The contract clause provides: "No State shall ... pass any ... Law impairing the Obligation of Contracts." U.S. Const. art I, § 10. Although the text of the clause itself would appear to bar any state legislation affecting contracts, the courts have never applied the bar so broadly. The clause should not be understood to be "the Draconian provision that its words might seem to imply." Allied Structural Steel v. Spannaus, 438 U.S. 234, 240, 98 S.Ct. 2716, 2720, 57 L.Ed.2d 727 (1978). "Literalism in the construction of the contract clause," the Supreme Court has stated, "would make it destructive of the public interest by depriving the State of its prerogative of self-protection." W.B. Worthen Co. v. Thomas, 292 U.S. 426, 433, 54 S.Ct. 816, 818, 78 L.Ed. 1344 (1934). See also National R.R. Passenger Corp. v. Atchison, T. & S.F. Ry. Co., 470 U.S. 451, 472, 105 S.Ct. 1441, 1455, 84 L.Ed.2d 432 (1985).

Instead, the courts have focused upon the magnitude of the alleged infringement. The inquiry into the validity of state legislation under the contract clause "has three components: whether there is a contractual relationship, whether a change in law impairs that contractual relationship, and whether the impairment is substantial." General Motors Corp. v. Romein, 503 U.S. 181, 112 S.Ct. 1105, 117 L.Ed.2d 328 (1992).

The importance of the contract clause as a vehicle for striking down state laws reached its high water mark in the nineteenth century. In this century the importance of the clause has ebbed significantly. Nonetheless, the Supreme Court has recently indicated that the clause "remains a part of our written Constitution." United States Trust Co. v. New Jersey, 431 U.S. 1, 16, 97 S.Ct. 1505, 1514, 52 L.Ed.2d 92 (1977). In Allied Structural Steel, 438 U.S. at 241, 242, 98 S.Ct. at 2721, the Court stated that the contract clause is "not a dead letter," and "must be understood to impose some limits upon the power of a State to abridge existing contractual relationships."

The underlying purpose of the contract clause is to protect the expectations of persons who enter into contracts from the danger of subsequent legislation.

Contracts enable individuals to order their personal and business affairs according to their particular needs and interests. Once arranged, those rights and obligations are binding under the law, and the parties are entitled to rely on them.

Allied Structural, 438 U.S. at 245, 98 S.Ct. at 2723.

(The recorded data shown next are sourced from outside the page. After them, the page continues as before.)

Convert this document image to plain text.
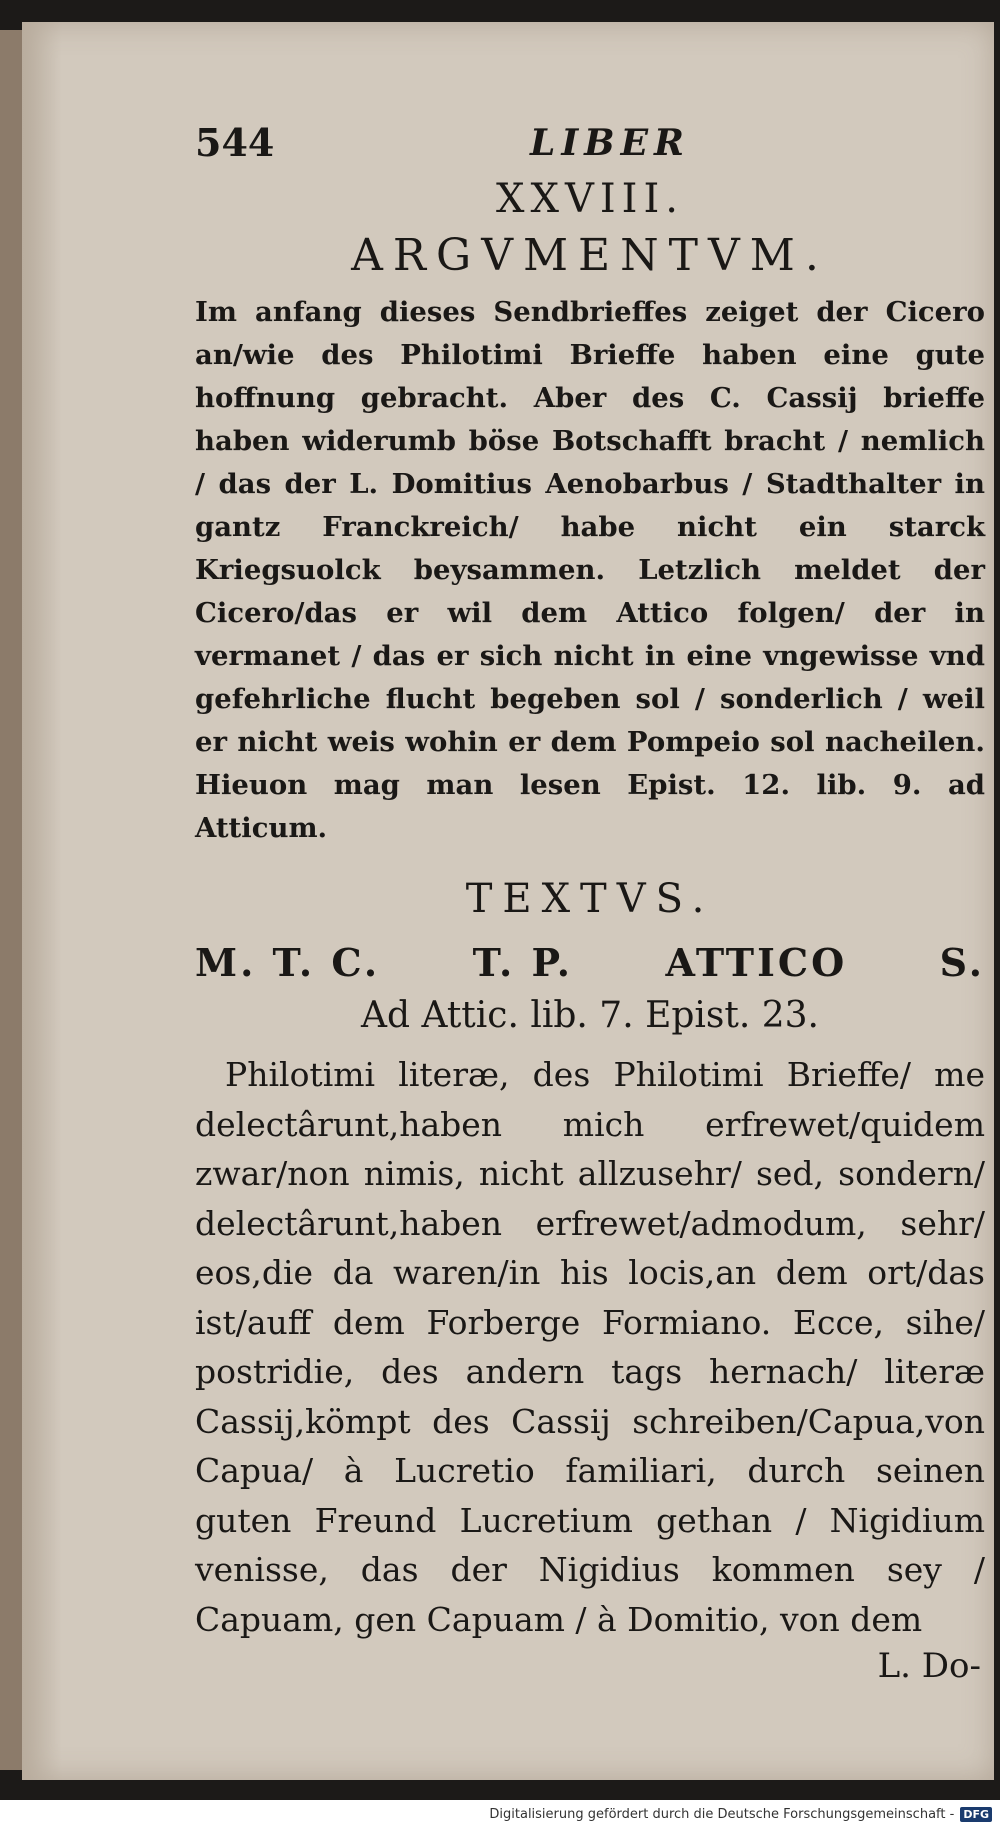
544	LIBER
XXVIII.
ARGVMENTVM.
Im anfang dieses Sendbrieffes zeiget der Cicero an/wie des Philotimi Brieffe haben eine gute hoffnung gebracht. Aber des C. Cassij brieffe haben widerumb böse Botschafft bracht / nemlich / das der L. Domitius Aenobarbus / Stadthalter in gantz Franckreich/ habe nicht ein starck Kriegsuolck beysammen. Letzlich meldet der Cicero/das er wil dem Attico folgen/ der in vermanet / das er sich nicht in eine vngewisse vnd gefehrliche flucht begeben sol / sonderlich / weil er nicht weis wohin er dem Pompeio sol nacheilen. Hieuon mag man lesen Epist. 12. lib. 9. ad Atticum.
TEXTVS.
M. T. C. T. P. ATTICO S.
Ad Attic. lib. 7. Epist. 23.
Philotimi literæ, des Philotimi Brieffe/ me delectârunt,haben mich erfrewet/quidem zwar/non nimis, nicht allzusehr/ sed, sondern/ delectârunt,haben erfrewet/admodum, sehr/ eos,die da waren/in his locis,an dem ort/das ist/auff dem Forberge Formiano. Ecce, sihe/ postridie, des andern tags hernach/ literæ Cassij,kömpt des Cassij schreiben/Capua,von Capua/ à Lucretio familiari, durch seinen guten Freund Lucretium gethan / Nigidium venisse, das der Nigidius kommen sey / Capuam, gen Capuam / à Domitio, von dem
L. Do-
Digitalisierung gefördert durch die Deutsche Forschungsgemeinschaft - DFG
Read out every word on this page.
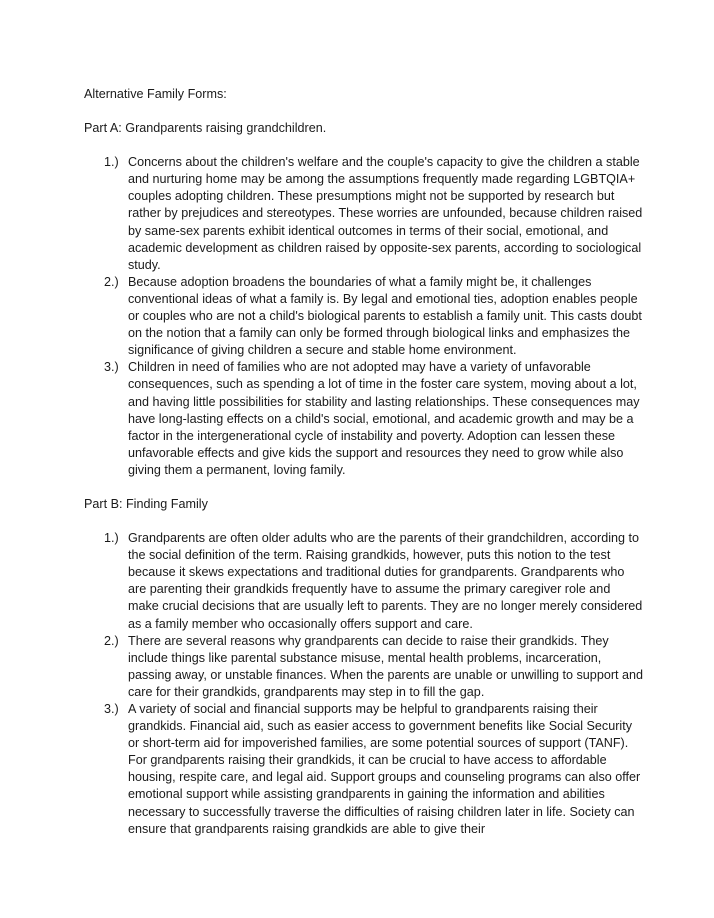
Alternative Family Forms:

Part A: Grandparents raising grandchildren.

1.) Concerns about the children's welfare and the couple's capacity to give the children a stable and nurturing home may be among the assumptions frequently made regarding LGBTQIA+ couples adopting children. These presumptions might not be supported by research but rather by prejudices and stereotypes. These worries are unfounded, because children raised by same-sex parents exhibit identical outcomes in terms of their social, emotional, and academic development as children raised by opposite-sex parents, according to sociological study.
2.) Because adoption broadens the boundaries of what a family might be, it challenges conventional ideas of what a family is. By legal and emotional ties, adoption enables people or couples who are not a child's biological parents to establish a family unit. This casts doubt on the notion that a family can only be formed through biological links and emphasizes the significance of giving children a secure and stable home environment.
3.) Children in need of families who are not adopted may have a variety of unfavorable consequences, such as spending a lot of time in the foster care system, moving about a lot, and having little possibilities for stability and lasting relationships. These consequences may have long-lasting effects on a child's social, emotional, and academic growth and may be a factor in the intergenerational cycle of instability and poverty. Adoption can lessen these unfavorable effects and give kids the support and resources they need to grow while also giving them a permanent, loving family.

Part B: Finding Family

1.) Grandparents are often older adults who are the parents of their grandchildren, according to the social definition of the term. Raising grandkids, however, puts this notion to the test because it skews expectations and traditional duties for grandparents. Grandparents who are parenting their grandkids frequently have to assume the primary caregiver role and make crucial decisions that are usually left to parents. They are no longer merely considered as a family member who occasionally offers support and care.
2.) There are several reasons why grandparents can decide to raise their grandkids. They include things like parental substance misuse, mental health problems, incarceration, passing away, or unstable finances. When the parents are unable or unwilling to support and care for their grandkids, grandparents may step in to fill the gap.
3.) A variety of social and financial supports may be helpful to grandparents raising their grandkids. Financial aid, such as easier access to government benefits like Social Security or short-term aid for impoverished families, are some potential sources of support (TANF). For grandparents raising their grandkids, it can be crucial to have access to affordable housing, respite care, and legal aid. Support groups and counseling programs can also offer emotional support while assisting grandparents in gaining the information and abilities necessary to successfully traverse the difficulties of raising children later in life. Society can ensure that grandparents raising grandkids are able to give their
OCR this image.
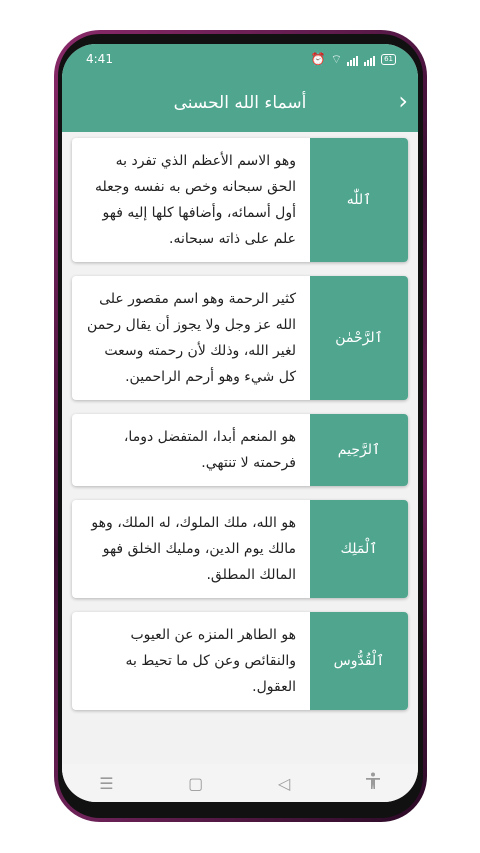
4:41	⏰ ⌔	61
أسماء الله الحسنى	›
وهو الاسم الأعظم الذي تفرد به الحق سبحانه وخص به نفسه وجعله أول أسمائه، وأضافها كلها إليه فهو علم على ذاته سبحانه.
ٱللّٰه
كثير الرحمة وهو اسم مقصور على الله عز وجل ولا يجوز أن يقال رحمن لغير الله، وذلك لأن رحمته وسعت كل شيء وهو أرحم الراحمين.
ٱلرَّحْمٰن
هو المنعم أبدا، المتفضل دوما، فرحمته لا تنتهي.
ٱلرَّحِيم
هو الله، ملك الملوك، له الملك، وهو مالك يوم الدين، ومليك الخلق فهو المالك المطلق.
ٱلْمَلِك
هو الطاهر المنزه عن العيوب والنقائص وعن كل ما تحيط به العقول.
ٱلْقُدُّوس
☰	▢	◁
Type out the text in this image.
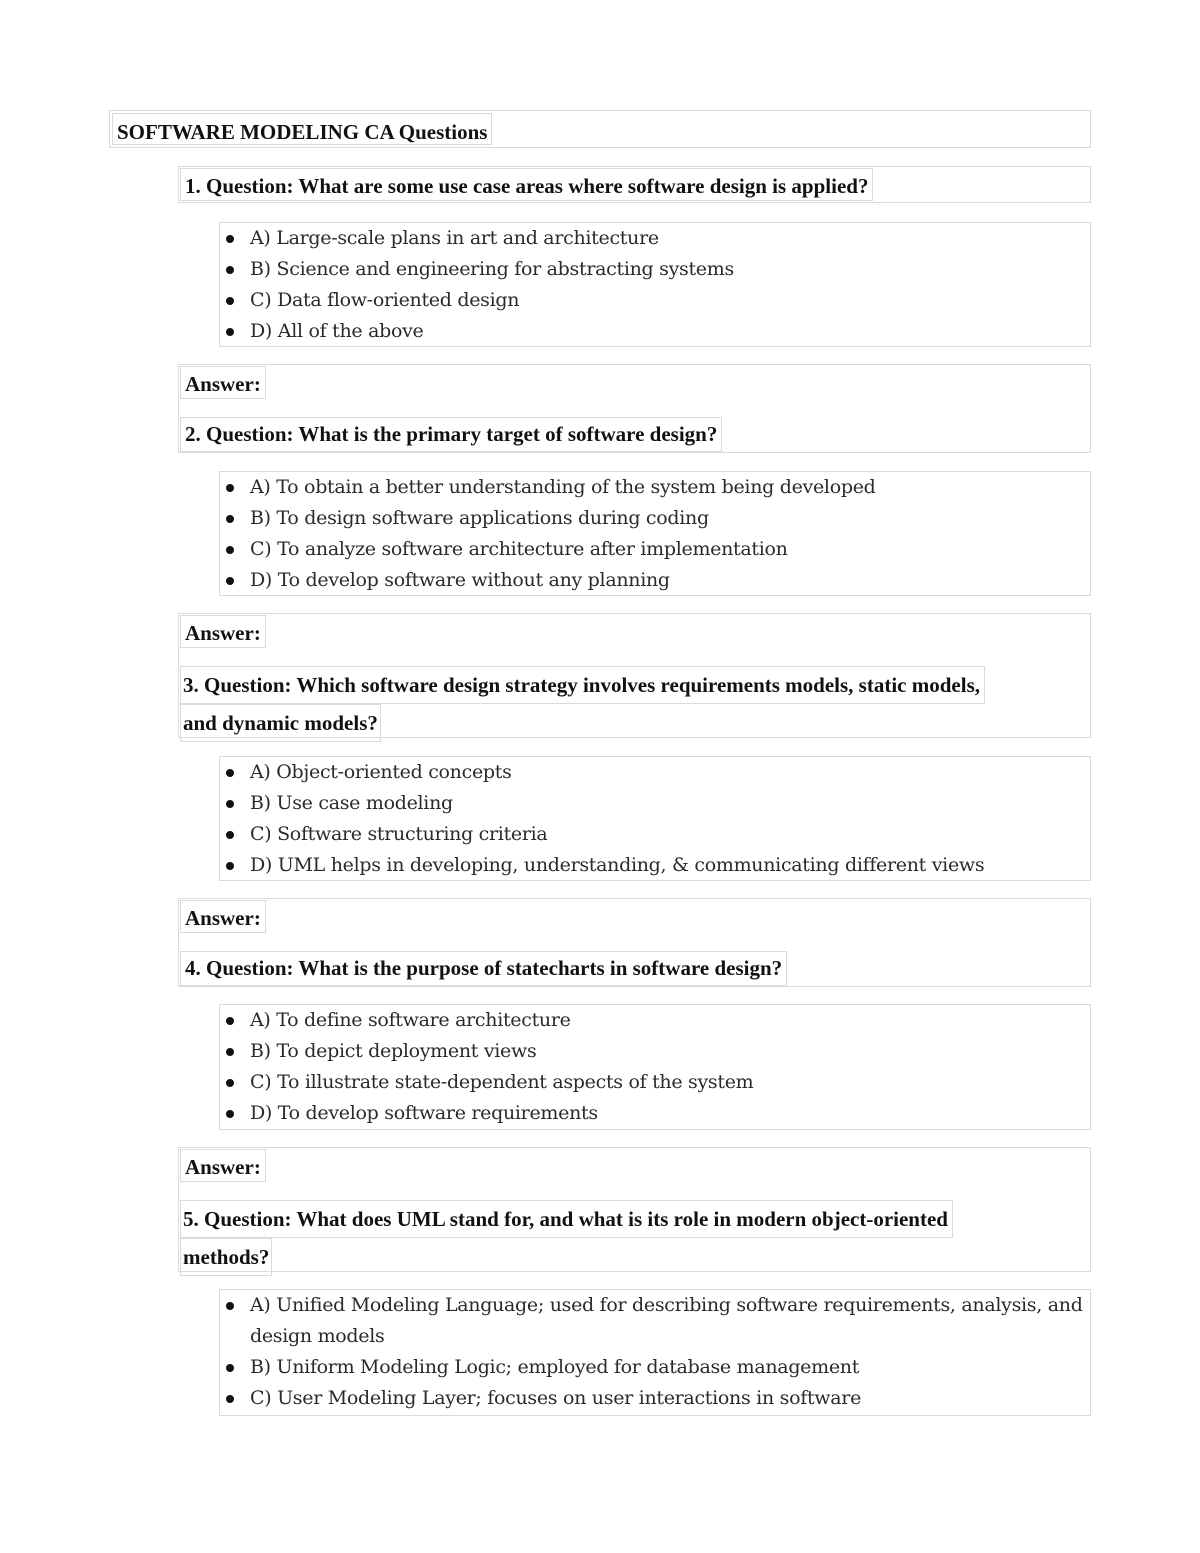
SOFTWARE MODELING CA Questions
1. Question: What are some use case areas where software design is applied?
A) Large-scale plans in art and architecture
B) Science and engineering for abstracting systems
C) Data flow-oriented design
D) All of the above
Answer:
2. Question: What is the primary target of software design?
A) To obtain a better understanding of the system being developed
B) To design software applications during coding
C) To analyze software architecture after implementation
D) To develop software without any planning
Answer:
3. Question: Which software design strategy involves requirements models, static models,
and dynamic models?
A) Object-oriented concepts
B) Use case modeling
C) Software structuring criteria
D) UML helps in developing, understanding, & communicating different views
Answer:
4. Question: What is the purpose of statecharts in software design?
A) To define software architecture
B) To depict deployment views
C) To illustrate state-dependent aspects of the system
D) To develop software requirements
Answer:
5. Question: What does UML stand for, and what is its role in modern object-oriented
methods?
A) Unified Modeling Language; used for describing software requirements, analysis, and design models
B) Uniform Modeling Logic; employed for database management
C) User Modeling Layer; focuses on user interactions in software
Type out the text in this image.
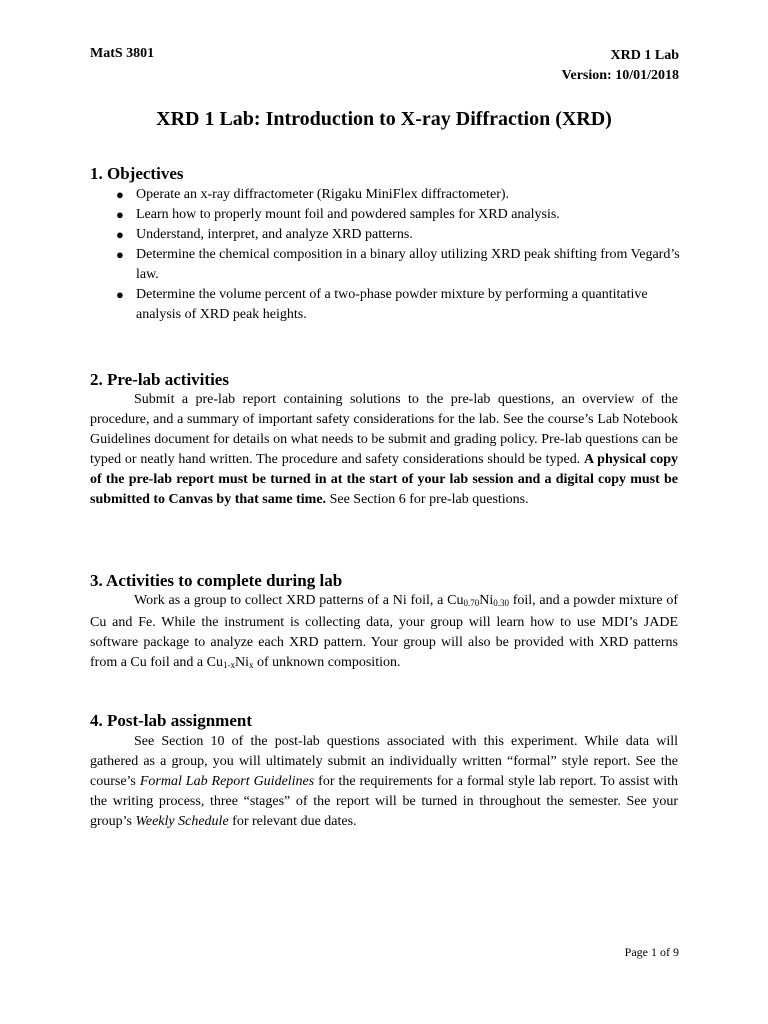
MatS 3801	XRD 1 Lab
Version: 10/01/2018
XRD 1 Lab: Introduction to X-ray Diffraction (XRD)
1. Objectives
● Operate an x-ray diffractometer (Rigaku MiniFlex diffractometer).
● Learn how to properly mount foil and powdered samples for XRD analysis.
● Understand, interpret, and analyze XRD patterns.
● Determine the chemical composition in a binary alloy utilizing XRD peak shifting from Vegard’s law.
● Determine the volume percent of a two-phase powder mixture by performing a quantitative analysis of XRD peak heights.
2. Pre-lab activities

Submit a pre-lab report containing solutions to the pre-lab questions, an overview of the procedure, and a summary of important safety considerations for the lab. See the course’s Lab Notebook Guidelines document for details on what needs to be submit and grading policy. Pre-lab questions can be typed or neatly hand written. The procedure and safety considerations should be typed. A physical copy of the pre-lab report must be turned in at the start of your lab session and a digital copy must be submitted to Canvas by that same time. See Section 6 for pre-lab questions.

3. Activities to complete during lab

Work as a group to collect XRD patterns of a Ni foil, a $Cu_{0.70}Ni_{0.30}$ foil, and a powder mixture of Cu and Fe. While the instrument is collecting data, your group will learn how to use MDI’s JADE software package to analyze each XRD pattern. Your group will also be provided with XRD patterns from a Cu foil and a $Cu_{1-x}Ni_x$ of unknown composition.

4. Post-lab assignment

See Section 10 of the post-lab questions associated with this experiment. While data will gathered as a group, you will ultimately submit an individually written “formal” style report. See the course’s Formal Lab Report Guidelines for the requirements for a formal style lab report. To assist with the writing process, three “stages” of the report will be turned in throughout the semester. See your group’s Weekly Schedule for relevant due dates.

Page 1 of 9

It is for this reason that the plaintiffs' contract clause attack on K.S.A. 40-3403 and 40-3412 must fail. Even assuming the existence of a contract relationship which was significantly impaired by these statutes, it is apparent here that the statutes did not affect any pre-existing contract. The challenged provisions of the Health Care Provider Insurance Availability Act were adopted in 1976, long before the effective date of any contractual relationship between Dr. Shah and her insurer. Accordingly, the application of the provisions of the Act cannot do damage to any reasonable reliance expectations of the parties to the contract.